We then got talking about the formation of the show itself. O’Flanagan didn’t want it to be a square wheel of one story after another. There was a different version of the show where the stories were chronological, but she thought the way to weave it altogether was to talk about how stories work, with a beginning, a middle and an end and apply that to her own life. O’Flanagan wanted the first two stories to be classically structured, so then it’d go “status quo, status quo, disturbed, struggle, struggle, struggle, twist, final resolution”, bringing it back to O’Flanagan’s presence at the end. They tried shaping the stories differently and what she realised is the stories start fun and light on relationships but then become more demanding on the audiences emotionally as they render grief and abuse.
“I love talking about stories so much.”
Once the structure was taking on a solid shape, O’Flangan went on to perform the show in Smock Alley Theatre, and then went on tour which included a run at the Edinburgh Fringe. This taught her a lot about audience engagement and interactions, playing to crowds of various sizes each night. It taught her regardless of audience size to give them the same show as any other. “Genuinely one time I think I had 5 people in the audience, but they were so responsive / they somehow gave each other permission that they were going to have the craic.” Doing the show multiple times there helped her get better at it with the muscle memory getting stronger. We talked about what O’Flanagan wanted audiences to take away from the show. “The solace of storytelling.” She wants audience members to be encouraged to tell their own stories.
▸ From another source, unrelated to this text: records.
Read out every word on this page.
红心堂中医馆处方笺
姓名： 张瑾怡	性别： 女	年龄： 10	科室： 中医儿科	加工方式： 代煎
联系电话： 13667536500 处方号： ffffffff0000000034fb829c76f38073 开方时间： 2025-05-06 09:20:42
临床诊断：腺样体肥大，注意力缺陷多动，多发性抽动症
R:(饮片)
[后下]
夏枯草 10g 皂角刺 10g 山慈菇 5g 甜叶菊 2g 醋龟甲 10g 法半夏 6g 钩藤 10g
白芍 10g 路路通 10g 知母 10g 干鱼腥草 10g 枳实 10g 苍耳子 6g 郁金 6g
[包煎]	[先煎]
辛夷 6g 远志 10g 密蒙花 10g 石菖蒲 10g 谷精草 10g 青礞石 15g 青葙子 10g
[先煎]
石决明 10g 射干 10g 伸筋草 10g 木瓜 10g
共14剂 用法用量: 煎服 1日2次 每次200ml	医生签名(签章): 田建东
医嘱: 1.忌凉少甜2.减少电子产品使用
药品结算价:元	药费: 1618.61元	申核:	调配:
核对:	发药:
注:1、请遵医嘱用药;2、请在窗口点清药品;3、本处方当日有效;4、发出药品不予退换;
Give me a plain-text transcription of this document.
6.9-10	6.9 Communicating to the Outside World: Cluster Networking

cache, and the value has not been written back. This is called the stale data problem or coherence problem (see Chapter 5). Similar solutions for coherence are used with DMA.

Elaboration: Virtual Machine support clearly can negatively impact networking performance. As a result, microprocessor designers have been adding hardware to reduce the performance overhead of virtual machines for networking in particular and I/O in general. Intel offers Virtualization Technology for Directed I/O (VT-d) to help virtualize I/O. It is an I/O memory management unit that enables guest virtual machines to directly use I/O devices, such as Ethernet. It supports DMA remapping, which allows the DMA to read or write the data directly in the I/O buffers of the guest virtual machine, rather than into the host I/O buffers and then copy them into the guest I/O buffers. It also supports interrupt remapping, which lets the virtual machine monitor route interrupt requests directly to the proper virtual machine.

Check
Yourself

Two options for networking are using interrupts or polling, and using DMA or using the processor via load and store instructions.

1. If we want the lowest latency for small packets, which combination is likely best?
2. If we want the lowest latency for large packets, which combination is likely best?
“This is my gift to the audience.”
While O’Connell felt the show belonged in Edinburgh, O’Flanagan had her sights on the Big Apple. “That was my dream for it, but that did seem like a crazy dream.” She explained regardless of where she’s doing it, O’Flanagan’s top priority was to give the audience something to take from it, a gift, theoretically. This helped her keep connection with the audience but also understand that sometimes she’ll give a gift that isn’t to their taste, and that’s ok. “I hope you will like it, but you don’t have to like it.” Taking this energy to the stage with her keeps the work solid. But there can be moments where it is possible to give the audience too much. O’Flanagans story is about being a survivor of sexual abuse. But through the development of the show, she stopped using the term, sexual abuse, because she felt like it gave the audience too much to hold. “I was like I don’t want to not talk about it. I don’t want to pretend it’s not true, I don’t want to pretend it doesn’t exist because actually one of the things about being a survivor is that you carry shame for something that’s not yours.” It is an incredibly vulnerable moment but she handles it beautifully. She tells this story to show people that not only did she survive, she is thriving. The gift of the story is, she found her voice.
“I want to say to people, if you’ve been through something or you’re going through something where it feels like you’re suffering needlessly. I’m here to tell you that’s because the story isn’t over yet.”
O’Flanagan hopes to tour the show around Ireland after New York and has a TV show in the works too. She is absolutely one to look out for!